I am in my sixties now.  Our population in the US has doubled in my lifetime. Those additional 163 million consumers have transformed this country. They are responsible for our crowded cities and traffic problems, more pollution and less open land. More people make a wide variety of negative impacts on the environment and it doesn’t matter from this perspective the nationality of those additional people. We are all consumers. We can and should try to consume less but we all need water, energy, food, jobs, open land and none are in a limitless supply. The consumption in the US is so high that those who keep the statistics on this like Global Footprint Network, tell us that it would take five planets to supply the globe with enough resources if everyone were to consume like us. Adding more high level fossil fuel consumers is horrendous for our climate too. I acknowledge that this is a very difficult discussion to have. I don’t pretend to have all of the answers. But I know for sure it is a part of the equation that needs to be on the table.

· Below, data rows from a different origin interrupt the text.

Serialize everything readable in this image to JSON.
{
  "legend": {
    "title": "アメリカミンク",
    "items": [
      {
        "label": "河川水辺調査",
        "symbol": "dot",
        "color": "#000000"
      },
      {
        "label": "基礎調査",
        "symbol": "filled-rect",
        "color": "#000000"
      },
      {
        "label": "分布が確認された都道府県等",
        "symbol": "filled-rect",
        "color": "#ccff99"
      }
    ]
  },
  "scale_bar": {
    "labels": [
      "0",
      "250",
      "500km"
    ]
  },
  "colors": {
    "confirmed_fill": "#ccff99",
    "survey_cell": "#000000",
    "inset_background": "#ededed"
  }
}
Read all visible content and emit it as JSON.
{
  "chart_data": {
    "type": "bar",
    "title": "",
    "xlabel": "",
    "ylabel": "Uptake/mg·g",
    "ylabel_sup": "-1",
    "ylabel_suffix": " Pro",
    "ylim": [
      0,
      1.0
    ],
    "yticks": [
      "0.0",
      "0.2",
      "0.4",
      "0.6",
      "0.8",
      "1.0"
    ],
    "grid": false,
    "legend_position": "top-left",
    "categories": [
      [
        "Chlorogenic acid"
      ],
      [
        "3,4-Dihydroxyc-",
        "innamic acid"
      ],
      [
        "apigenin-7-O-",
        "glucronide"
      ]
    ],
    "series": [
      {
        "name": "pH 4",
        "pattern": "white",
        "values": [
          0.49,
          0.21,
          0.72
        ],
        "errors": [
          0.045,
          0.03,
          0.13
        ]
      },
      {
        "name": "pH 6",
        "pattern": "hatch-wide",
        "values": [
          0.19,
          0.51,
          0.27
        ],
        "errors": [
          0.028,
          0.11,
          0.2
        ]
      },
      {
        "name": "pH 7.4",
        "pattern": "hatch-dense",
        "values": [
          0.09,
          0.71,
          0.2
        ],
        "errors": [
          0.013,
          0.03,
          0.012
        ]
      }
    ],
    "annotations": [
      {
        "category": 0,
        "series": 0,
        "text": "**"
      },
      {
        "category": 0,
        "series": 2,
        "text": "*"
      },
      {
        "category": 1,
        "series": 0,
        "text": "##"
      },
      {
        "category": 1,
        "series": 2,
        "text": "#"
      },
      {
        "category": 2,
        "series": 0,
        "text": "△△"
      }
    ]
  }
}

Overpopulation has been ignored, dismissed and trampled upon for far too long. We absolutely cannot allow our overpopulated country to be an excuse for treating immigrants inhumanely. The atrocities happening at our border are indefensible. But it is equally hard to imagine that we can make good decisions about our country’s future regarding immigration policies while ignoring the tragic state of our country’s limited life-giving resources. Is it really fair to welcome people into a place that is already over-pumping its aquifers? We must acknowledge that we all suffer when we exceed our country’s environmentally determined limits, and we have already exceeded them. We must try our best to walk that fine line between loving our fellow human and conserving the resources that support life itself. 

How ironic that even if Emma Lazurus had been a more futuristic poet, and wanted to add the words,  “until it is no longer sustainable to do so, ” to her poem it was too late.  The US was already overpopulated by at least 90 million people in 1986 when her poem was added.